If you tell the truth – that you are so lonely – many will back away, afraid you will ask them to fulfill a role they are not prepared to do. Maybe they give you platitudes in response. One cousin, who lives 45 minutes away, said to me: “You can be lonely even in a group of people.” Take it from me: this is exactly the wrong thing to say.
Instead, why didn’t she acknowledge my loneliness, and perhaps invite me to lunch?
What I know now: if a grieving widow tells me she is lonely, I will ask her to dinner. I can’t be company for her all day. That’s not expected. But something I *can* do is make her a little less lonely for a few hours, here and there. Show that I care about her loneliness.

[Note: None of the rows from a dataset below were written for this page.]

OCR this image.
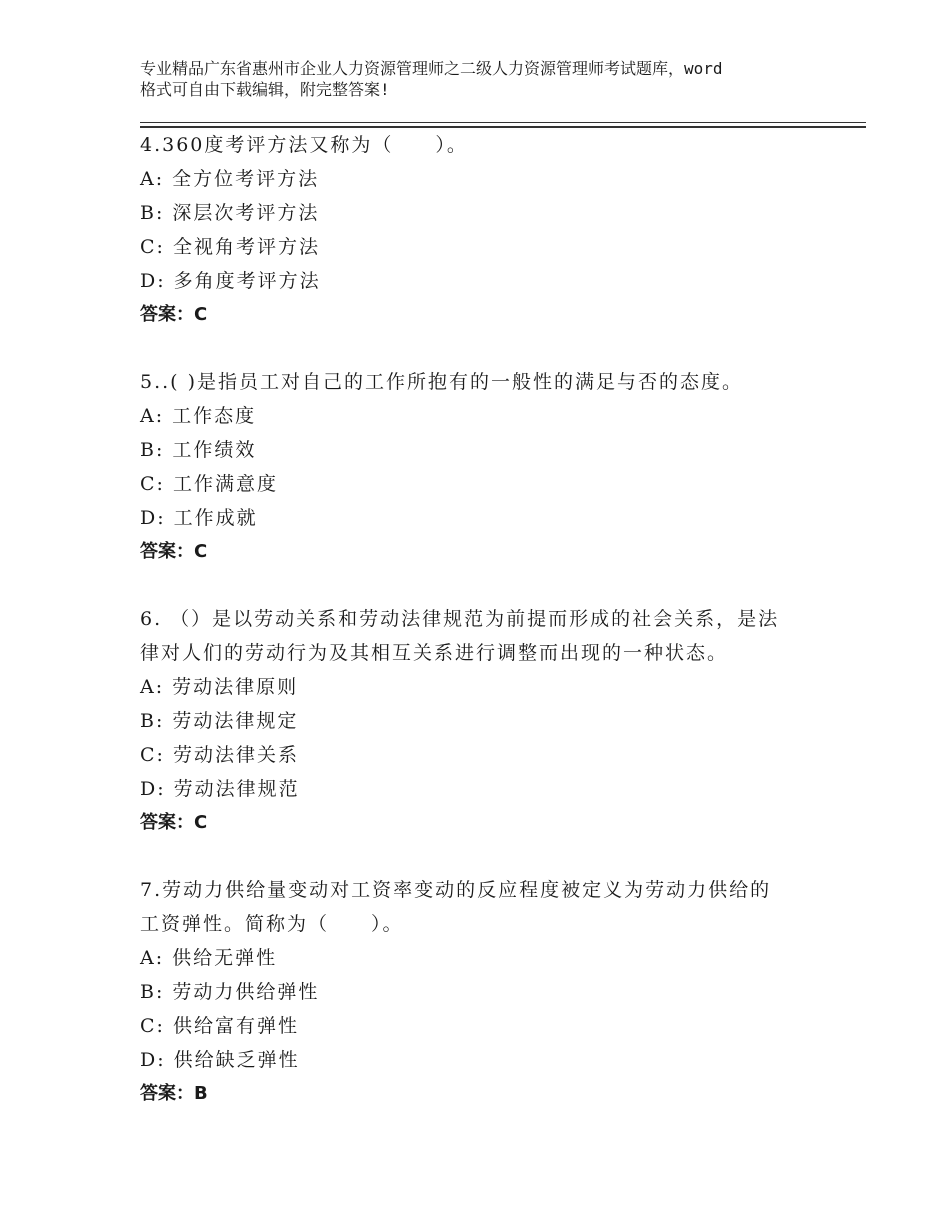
专业精品广东省惠州市企业人力资源管理师之二级人力资源管理师考试题库，word

格式可自由下载编辑，附完整答案!

4.360度考评方法又称为（　　）。
A: 全方位考评方法
B: 深层次考评方法
C: 全视角考评方法
D: 多角度考评方法
答案：C
5..( )是指员工对自己的工作所抱有的一般性的满足与否的态度。
A: 工作态度
B: 工作绩效
C: 工作满意度
D: 工作成就
答案：C
6. （）是以劳动关系和劳动法律规范为前提而形成的社会关系，是法
律对人们的劳动行为及其相互关系进行调整而出现的一种状态。
A: 劳动法律原则
B: 劳动法律规定
C: 劳动法律关系
D: 劳动法律规范
答案：C
7.劳动力供给量变动对工资率变动的反应程度被定义为劳动力供给的
工资弹性。简称为（　　）。
A: 供给无弹性
B: 劳动力供给弹性
C: 供给富有弹性
D: 供给缺乏弹性
答案：B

So: The sad truth about being a widow is you can’t be honest. You must show that you are coping, so that people don't avoid you. And in truth, I understand this. Everyone has their burdens within their own families. Very few people can invite taking on additional difficulties.
So how am I really coping? I’m still haunted by how he died, but have learned to compartmentalize it so it doesn’t paralyse me. The loneliness is there, like an illness that won’t go away. I am blessed to have two wonderful daughters, several close friends, and readers who care. I’m writing again, and not just blogs as you see here. I’m even writing humour again.
In short, I’m coping. Thanks for listening. I hope you never have to go through this. But if you come across someone who is, perhaps this post will help.